Our studies are aimed at gaining insight and understanding into the unique effects of the spin-density-wave on the physical properties of chromium and its alloys, both in bulk and thin film forms. It includes investigations of magnetoelasticity and anharmonic effects, Invar and Elinvar properties, electrical transport properties, magnetic susceptibility, specific heat, superconductivity and magnetic phase diagrams of Cr alloys, as well as spin-density-wave effects in Cr alloy thin films and in multilayers with Cr alloy spacer layers. In recent years the group has expanded into the fundamental research on chromite micro- and nanoparticles.
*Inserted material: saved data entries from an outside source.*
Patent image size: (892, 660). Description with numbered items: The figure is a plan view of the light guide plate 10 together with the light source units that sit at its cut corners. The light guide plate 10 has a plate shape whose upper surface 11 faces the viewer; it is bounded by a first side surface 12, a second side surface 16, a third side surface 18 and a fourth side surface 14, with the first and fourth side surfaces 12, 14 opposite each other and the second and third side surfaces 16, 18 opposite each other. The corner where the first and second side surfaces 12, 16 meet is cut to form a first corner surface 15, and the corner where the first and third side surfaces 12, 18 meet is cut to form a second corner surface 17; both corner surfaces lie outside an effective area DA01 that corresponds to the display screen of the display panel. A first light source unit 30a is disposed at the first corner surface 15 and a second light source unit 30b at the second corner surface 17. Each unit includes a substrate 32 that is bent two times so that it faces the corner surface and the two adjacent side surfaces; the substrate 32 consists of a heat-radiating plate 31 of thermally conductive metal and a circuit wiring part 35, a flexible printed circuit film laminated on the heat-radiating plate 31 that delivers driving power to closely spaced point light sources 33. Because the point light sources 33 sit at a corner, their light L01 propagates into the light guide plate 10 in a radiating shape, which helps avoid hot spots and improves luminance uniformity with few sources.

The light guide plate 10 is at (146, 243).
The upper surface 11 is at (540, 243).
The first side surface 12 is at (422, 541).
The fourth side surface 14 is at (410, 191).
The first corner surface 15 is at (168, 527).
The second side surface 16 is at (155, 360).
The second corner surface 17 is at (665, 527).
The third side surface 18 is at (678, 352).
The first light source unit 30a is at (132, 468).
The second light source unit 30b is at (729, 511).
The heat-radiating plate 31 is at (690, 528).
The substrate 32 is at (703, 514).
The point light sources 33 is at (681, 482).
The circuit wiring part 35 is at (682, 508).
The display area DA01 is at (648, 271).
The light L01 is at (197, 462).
This field is rapidly expanding and has promise for applications in water purification and biomedical fields.
The magnetism group has a well-equipped laboratory available for studying magnetic properties of materials, including the following: arc furnace for alloy preparations, crystal growing equipment (Bridgman, Czochralski, floating zone), spark cutting equipment, ultrasonic measuring equipment (phase comparison and pulse-echo-overlap methods) for ultrasonic velocity and attenuation measurements, thermal expansion using strain gauge tecnique, X-ray diffraction equipment for the study of crystallinity and phase, and low to high temperature (4K-1000K) physical measurement platforms t. In addition thin film preparation e-beam apparatus is available. Electron microprobe, XRD, SEM and TEM equipment are available at the Analytical Facility and these are regularly used in our projects. Strong collaboration with Dr Venter makes neutron diffraction studies at Necsa possible.
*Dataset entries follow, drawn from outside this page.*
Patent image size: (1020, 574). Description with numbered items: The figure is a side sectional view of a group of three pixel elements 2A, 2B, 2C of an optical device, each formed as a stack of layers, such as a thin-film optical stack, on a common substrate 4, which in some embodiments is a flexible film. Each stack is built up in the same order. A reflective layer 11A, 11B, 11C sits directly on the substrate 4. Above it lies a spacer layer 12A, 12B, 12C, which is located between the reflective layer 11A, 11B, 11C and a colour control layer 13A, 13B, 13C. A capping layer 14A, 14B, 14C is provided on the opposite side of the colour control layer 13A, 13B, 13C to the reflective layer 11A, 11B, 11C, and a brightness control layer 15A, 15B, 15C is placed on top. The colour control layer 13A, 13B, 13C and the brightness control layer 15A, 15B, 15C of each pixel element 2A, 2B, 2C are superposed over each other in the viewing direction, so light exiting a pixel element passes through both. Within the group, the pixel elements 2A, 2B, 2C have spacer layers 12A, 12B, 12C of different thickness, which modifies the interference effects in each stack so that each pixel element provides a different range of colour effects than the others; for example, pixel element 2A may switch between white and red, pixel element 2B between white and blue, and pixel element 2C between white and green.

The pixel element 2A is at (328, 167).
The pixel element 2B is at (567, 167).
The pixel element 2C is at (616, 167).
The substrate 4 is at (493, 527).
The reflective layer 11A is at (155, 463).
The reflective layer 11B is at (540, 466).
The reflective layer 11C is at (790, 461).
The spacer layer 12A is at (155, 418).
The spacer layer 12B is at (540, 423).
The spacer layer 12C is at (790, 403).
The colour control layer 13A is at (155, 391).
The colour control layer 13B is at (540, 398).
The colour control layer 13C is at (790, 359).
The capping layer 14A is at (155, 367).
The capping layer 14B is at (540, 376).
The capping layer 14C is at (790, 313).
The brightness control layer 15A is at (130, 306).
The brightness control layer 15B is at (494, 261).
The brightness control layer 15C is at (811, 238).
In addition the Cr Research Group has acquired a NEP(P) Cryogenic Physical Properties Measurement Platform that opens new possibilities in material science and magnetism research. A wide range of physical properties such as electrical resistivity, thermal conductivity, heat capacity, Hall effect and magnetization measurements are possible in temperature ranges from 50 mK to 1200 K and magnetic fields ranging from 0 to mT and then up to 14 T.
Collaboration exists with the following research groups: Prof B Doyle and Prof E Carleschi at University of Johannesburg, South Africa (on XPS measurements); Dr AM Venter at Necsa, South Africa (on neutron diffraction); Dr D Spenato and Dr D Dekadjevi atUniversitė de Occidentale (UBO), France; Prof P de Camargo and Prof A Oliviera at The Federal University of São Carlos (UFSCar) and Prof EE Fullerton at Univeristy of California San Diego (UCSD), USA (on thin magnetic films).
As the studies involve high technology experimental techniques and highly advanced theories in magnetism and physics in general, the level of the research requires the highest academic standards of exceptional quality. Our previously published work on Cr alloys and Cr alloy thin films (see for instance our publications speaks for the high academic standards and quality. The research is ideally suited for training of MSc and PhD students of the highest quality. The high quality of training is attested by the fact that various students involved in this project for presentations and publications emanating from their research work.